Madame de Maintenon : De veuve Scarron à Cendrillon


Du temps de la révocation de l’Édit de Nantes jusqu’à sa mort, Louis XIV (1638-1715) eut auprès de lui une femme que l’Histoire hésite à qualifier de seconde épouse ou de dernière favorite : Françoise d’Aubigné Marquise de Maintenon (1635-1719).

De toutes les maîtresses du souverain, elle fut celle qui lui apporta un soutien indéfectible autant dans sa vie personnelle que politique. Le destin de Madame de Maintenon, aussi improbable qu’extraordinaire, ressemble à un conte de fées classique.    

Éducation sentimentale

Si les jeunes années de Louis XIV furent marquées par des amitiés amoureuses somme toute platoniques avec l’une des nièces de Mazarin, Marie Mancini, puis avec la future épouse de Monsieur son frère, Henriette d’Angleterre, les passions du souverain prirent rapidement une place primordiale à la Cour mais également dans la vie politique française.

Ce fut d’abord la douce Louise de la Vallière qui parvint à conquérir le monarque. Choisie par la Reine Mère Anne d’Autriche comme écran de fumée pour apaiser les rumeurs de liaison avec la future épouse du Duc d’Orléans, rien ne prédestinait cette jeune femme effacée à endosser le rôle tant convoité de « favorite en titre ». Si les débuts de Louis XIV, alors jeune souverain encore hanté par la Fronde, sont encore hésitants, son idylle avec la morne Melle de La Vallière ne résistera pas à ses rêves de grandeur. De succès en succès naît le Roi Soleil, monarque absolu, à l’ambition sans pareille. C’est donc tout naturellement qu’il jette son dévolu sur Athenaïs de Mortemart Marquise de Montespan, la plus belle de toutes les courtisanes mais aussi celle dont l’esprit aiguisé règne déjà sur Versailles.

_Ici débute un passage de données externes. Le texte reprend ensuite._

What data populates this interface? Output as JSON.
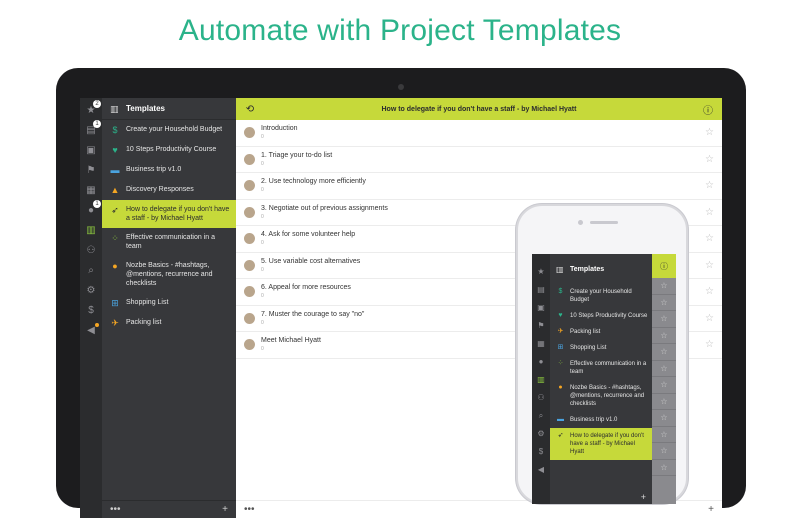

Pendant que Louis XIV fait son éducation sentimentale auprès de Louise et découvre la sensualité avec Athenaïs, la future Madame de Maintenon est, aux yeux du Tout-Paris, la veuve Scarron, désargentée et obligée de réclamer une pension à la Reine Mère pour subvenir à ses besoins.

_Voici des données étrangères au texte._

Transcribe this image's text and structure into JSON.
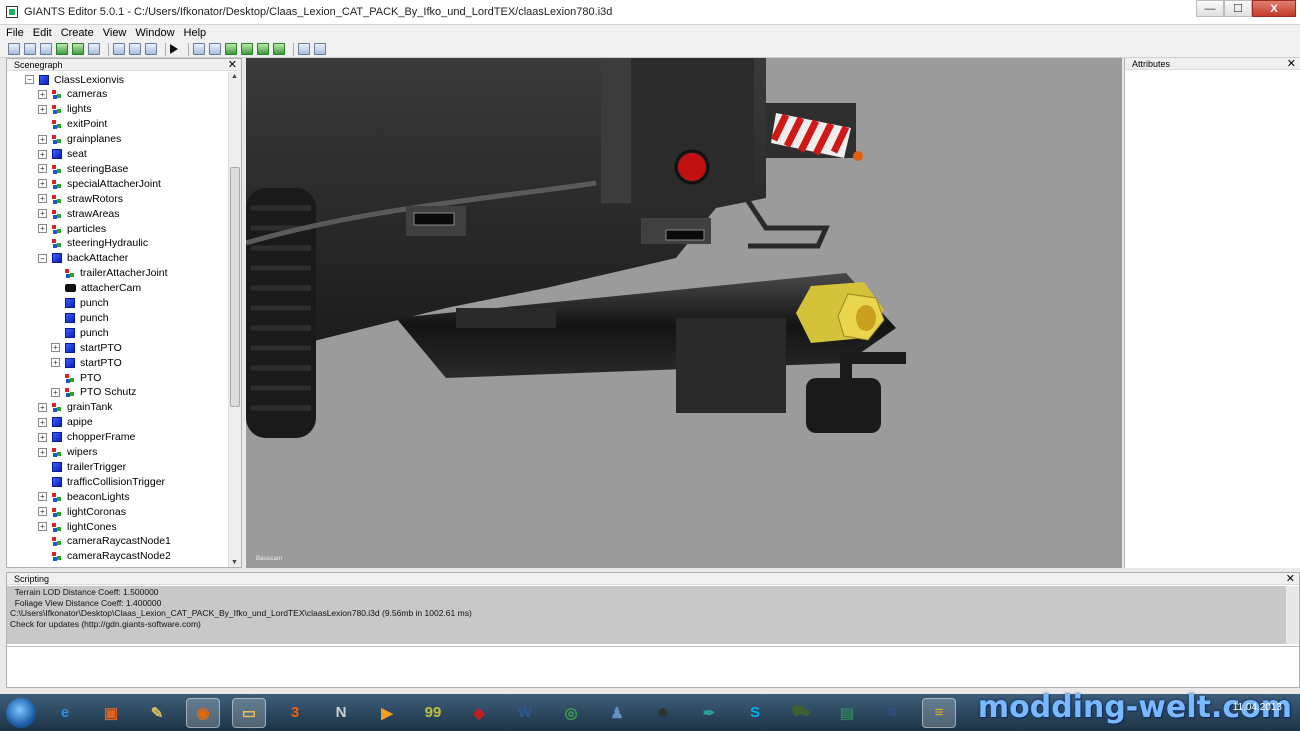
{
  "window": {
    "title": "GIANTS Editor 5.0.1 - C:/Users/Ifkonator/Desktop/Claas_Lexion_CAT_PACK_By_Ifko_und_LordTEX/claasLexion780.i3d",
    "minimize": "—",
    "maximize": "☐",
    "close": "X"
  },
  "menu": [
    "File",
    "Edit",
    "Create",
    "View",
    "Window",
    "Help"
  ],
  "panels": {
    "scenegraph_title": "Scenegraph",
    "attributes_title": "Attributes",
    "scripting_title": "Scripting",
    "close_glyph": "✕"
  },
  "scenegraph": {
    "nodes": [
      {
        "label": "ClassLexionvis",
        "icon": "cube-icon",
        "expand": "−"
      },
      {
        "label": "cameras",
        "icon": "transform-group-icon",
        "expand": "+"
      },
      {
        "label": "lights",
        "icon": "transform-group-icon",
        "expand": "+"
      },
      {
        "label": "exitPoint",
        "icon": "transform-group-icon",
        "expand": ""
      },
      {
        "label": "grainplanes",
        "icon": "transform-group-icon",
        "expand": "+"
      },
      {
        "label": "seat",
        "icon": "cube-icon",
        "expand": "+"
      },
      {
        "label": "steeringBase",
        "icon": "transform-group-icon",
        "expand": "+"
      },
      {
        "label": "specialAttacherJoint",
        "icon": "transform-group-icon",
        "expand": "+"
      },
      {
        "label": "strawRotors",
        "icon": "transform-group-icon",
        "expand": "+"
      },
      {
        "label": "strawAreas",
        "icon": "transform-group-icon",
        "expand": "+"
      },
      {
        "label": "particles",
        "icon": "transform-group-icon",
        "expand": "+"
      },
      {
        "label": "steeringHydraulic",
        "icon": "transform-group-icon",
        "expand": ""
      },
      {
        "label": "backAttacher",
        "icon": "cube-icon",
        "expand": "−"
      },
      {
        "label": "trailerAttacherJoint",
        "icon": "transform-group-icon",
        "expand": ""
      },
      {
        "label": "attacherCam",
        "icon": "camera-icon",
        "expand": ""
      },
      {
        "label": "punch",
        "icon": "cube-icon",
        "expand": ""
      },
      {
        "label": "punch",
        "icon": "cube-icon",
        "expand": ""
      },
      {
        "label": "punch",
        "icon": "cube-icon",
        "expand": ""
      },
      {
        "label": "startPTO",
        "icon": "cube-icon",
        "expand": "+"
      },
      {
        "label": "startPTO",
        "icon": "cube-icon",
        "expand": "+"
      },
      {
        "label": "PTO",
        "icon": "transform-group-icon",
        "expand": ""
      },
      {
        "label": "PTO Schutz",
        "icon": "transform-group-icon",
        "expand": "+"
      },
      {
        "label": "grainTank",
        "icon": "transform-group-icon",
        "expand": "+"
      },
      {
        "label": "apipe",
        "icon": "cube-icon",
        "expand": "+"
      },
      {
        "label": "chopperFrame",
        "icon": "cube-icon",
        "expand": "+"
      },
      {
        "label": "wipers",
        "icon": "transform-group-icon",
        "expand": "+"
      },
      {
        "label": "trailerTrigger",
        "icon": "cube-icon",
        "expand": ""
      },
      {
        "label": "trafficCollisionTrigger",
        "icon": "cube-icon",
        "expand": ""
      },
      {
        "label": "beaconLights",
        "icon": "transform-group-icon",
        "expand": "+"
      },
      {
        "label": "lightCoronas",
        "icon": "transform-group-icon",
        "expand": "+"
      },
      {
        "label": "lightCones",
        "icon": "transform-group-icon",
        "expand": "+"
      },
      {
        "label": "cameraRaycastNode1",
        "icon": "transform-group-icon",
        "expand": ""
      },
      {
        "label": "cameraRaycastNode2",
        "icon": "transform-group-icon",
        "expand": ""
      }
    ]
  },
  "viewport": {
    "camera_label": "Basiscam"
  },
  "scripting": {
    "lines": [
      "  Terrain LOD Distance Coeff: 1.500000",
      "  Foliage View Distance Coeff: 1.400000",
      "C:\\Users\\Ifkonator\\Desktop\\Claas_Lexion_CAT_PACK_By_Ifko_und_LordTEX\\claasLexion780.i3d (9.56mb in 1002.61 ms)",
      "Check for updates (http://gdn.giants-software.com)"
    ]
  },
  "taskbar": {
    "apps": [
      {
        "name": "internet-explorer-icon",
        "glyph": "e",
        "color": "#2f8fe0"
      },
      {
        "name": "package-icon",
        "glyph": "▣",
        "color": "#e06020"
      },
      {
        "name": "paint-icon",
        "glyph": "✎",
        "color": "#d8c060"
      },
      {
        "name": "firefox-icon",
        "glyph": "◉",
        "color": "#e06a10"
      },
      {
        "name": "folder-icon",
        "glyph": "▭",
        "color": "#e8c050"
      },
      {
        "name": "app-3-icon",
        "glyph": "3",
        "color": "#e86010"
      },
      {
        "name": "notepad-icon",
        "glyph": "N",
        "color": "#d0d0d0"
      },
      {
        "name": "media-player-icon",
        "glyph": "▶",
        "color": "#f0a020"
      },
      {
        "name": "game-99-icon",
        "glyph": "99",
        "color": "#c0c040"
      },
      {
        "name": "tractor-game-icon",
        "glyph": "◆",
        "color": "#c02020"
      },
      {
        "name": "word-icon",
        "glyph": "W",
        "color": "#2b5797"
      },
      {
        "name": "chrome-icon",
        "glyph": "◎",
        "color": "#3aa04a"
      },
      {
        "name": "figure-icon",
        "glyph": "♟",
        "color": "#6090c0"
      },
      {
        "name": "character-icon",
        "glyph": "☻",
        "color": "#303030"
      },
      {
        "name": "feather-icon",
        "glyph": "✒",
        "color": "#30a0a0"
      },
      {
        "name": "skype-icon",
        "glyph": "S",
        "color": "#00aff0"
      },
      {
        "name": "tractor-icon",
        "glyph": "⛟",
        "color": "#406030"
      },
      {
        "name": "window-icon",
        "glyph": "▤",
        "color": "#308060"
      },
      {
        "name": "stack-icon",
        "glyph": "≡",
        "color": "#3050a0"
      },
      {
        "name": "giants-editor-icon",
        "glyph": "≡",
        "color": "#e0b020"
      }
    ],
    "date": "11.04.2013",
    "time": "",
    "watermark": "modding-welt.com"
  }
}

De Cendrillon à veuve Scarron

Petite-fille du célèbre écrivain Agrippa d’Aubigné, Françoise passe les premières années de sa vie à la Martinique, auprès d’un père gouverneur et d’une mère soumise aux caprices de son mari. Très vite, le couple part en éclats et la petite fille est contrainte de regagner la Rochelle avec sa mère. Réduite à mendier de quoi se sustenter, la jeune Françoise a douze ans quand elle est recueillie par une tante qui se charge de son éducation.
Le Couvent des Ursulines lui offre l’accès aux mondanités parisiennes. Sous la protection du chevalier de Meré, l’adolescente rencontre le poète Paul Scarron, influent dans le milieu des arts et des lettres. Ce dernier est infirme, paralysé en forme d’équerre suite à une baignade malheureuse, de quarante ans son aîné et de réputation libertine. Rapidement, Scarron tombe sous le charme de la jeune fille. Il aime l’entendre raconter son enfance  » sauvage  » passée dans un cabanon à Marie Galante. Celle qu’il prend plaisir à surnommer « la belle indienne » l’inspire dans ses créations et le sensibilise aux sorts des colonies, le convaincant de prendre des actions dans le commerce de la canne à sucre.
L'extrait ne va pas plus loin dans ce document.